From one perspective, we’re trying to estimate the true average response for given predictor value(s): \(\hat{\mu}_{\nu}\) given \(\boldsymbol{x}_{\nu}\). (Look back at the notes on confidence intervals for predictions to see this notation!)
In that case, the difference between the True Quantity and our estimator is \((\hat{\mu}_{\nu} - \hat{y}_{\nu})\). That’s the difference between the value of the True Line (or whatever) given that \(\boldsymbol{x}\), and our model’s prediction given that \(\boldsymbol{x}\). So the MSE is:
\[E(\hat{\mu}_{\nu} - \hat{y}_{\nu})^2 = Var(\hat{y}_{\nu}) + Bias(\hat{y}_{\nu}, \hat{\mu}_{\nu})^2\]
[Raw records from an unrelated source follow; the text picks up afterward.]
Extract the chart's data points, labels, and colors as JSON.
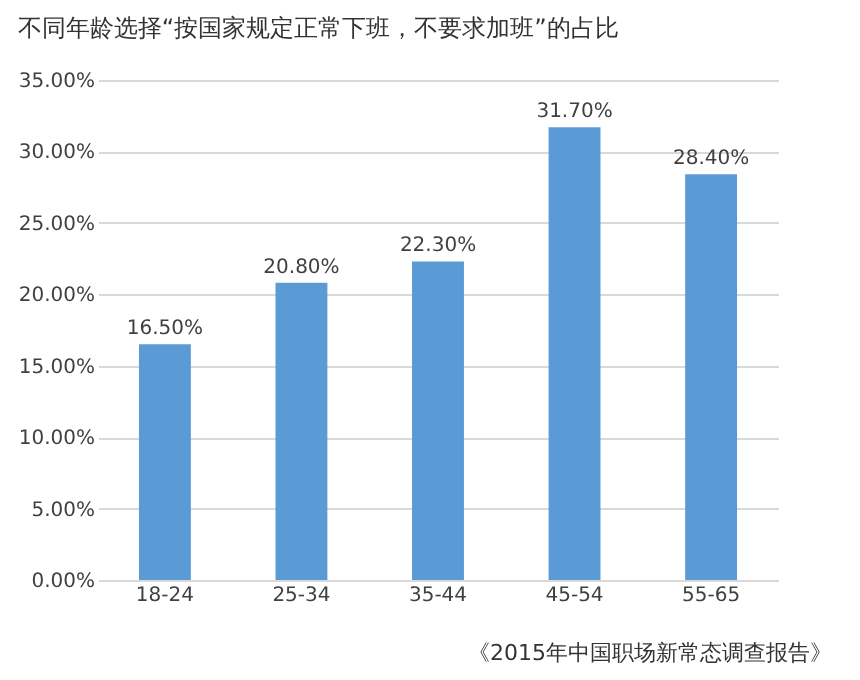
{
  "chart_data": {
    "type": "bar",
    "title": "不同年龄选择“按国家规定正常下班，不要求加班”的占比",
    "categories": [
      "18-24",
      "25-34",
      "35-44",
      "45-54",
      "55-65"
    ],
    "values": [
      16.5,
      20.8,
      22.3,
      31.7,
      28.4
    ],
    "value_labels": [
      "16.50%",
      "20.80%",
      "22.30%",
      "31.70%",
      "28.40%"
    ],
    "color": "#5b9bd5",
    "ylim": [
      0,
      35
    ],
    "yticks": [
      {
        "value": 0,
        "label": "0.00%"
      },
      {
        "value": 5,
        "label": "5.00%"
      },
      {
        "value": 10,
        "label": "10.00%"
      },
      {
        "value": 15,
        "label": "15.00%"
      },
      {
        "value": 20,
        "label": "20.00%"
      },
      {
        "value": 25,
        "label": "25.00%"
      },
      {
        "value": 30,
        "label": "30.00%"
      },
      {
        "value": 35,
        "label": "35.00%"
      }
    ],
    "grid": "y",
    "annotations": [
      "《2015年中国职场新常态调查报告》"
    ]
  }
}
But there’s another perspective we could take on this. Suppose the True Quantity we’re trying to estimate isn’t the average response \(\hat{\mu}_{\nu}\), but a single, individual response value \(y_{\nu}\) (still with predictor values \(\boldsymbol{x}_{\nu}\)). Just as we saw with prediction intervals vs. confidence intervals, there’s now an “extra error” involved: the variation of individual points around \(\hat{\mu}_{\nu}\). So the MSE gets an extra piece:
\[E(y - \hat{y}_{\nu})^2 = Var(\hat{y}_{\nu}) + Bias(\hat{y}_{\nu}, \hat{\mu}_{\nu})^2 + Var(\varepsilon)\]
or in other words
\[E(y - \hat{y}_{\nu})^2 = Var(\hat{y}_{\nu}) + Bias(\hat{y}_{\nu}, \hat{\mu}_{\nu})^2 + \sigma^2_{\varepsilon}\] This is the version the textbook uses. It’s practical because in the real world, we don’t have any actual data about \(\hat{\mu}_{\nu}\); all we have is a sample of observed individual \(y\) values. So those are what we use to calculate, say, the test MSE.
Of course, no matter what choices you make about modeling, you can never get rid of \(\sigma^2_{\varepsilon}\) (that’s why we call it irreducible error). Such is life.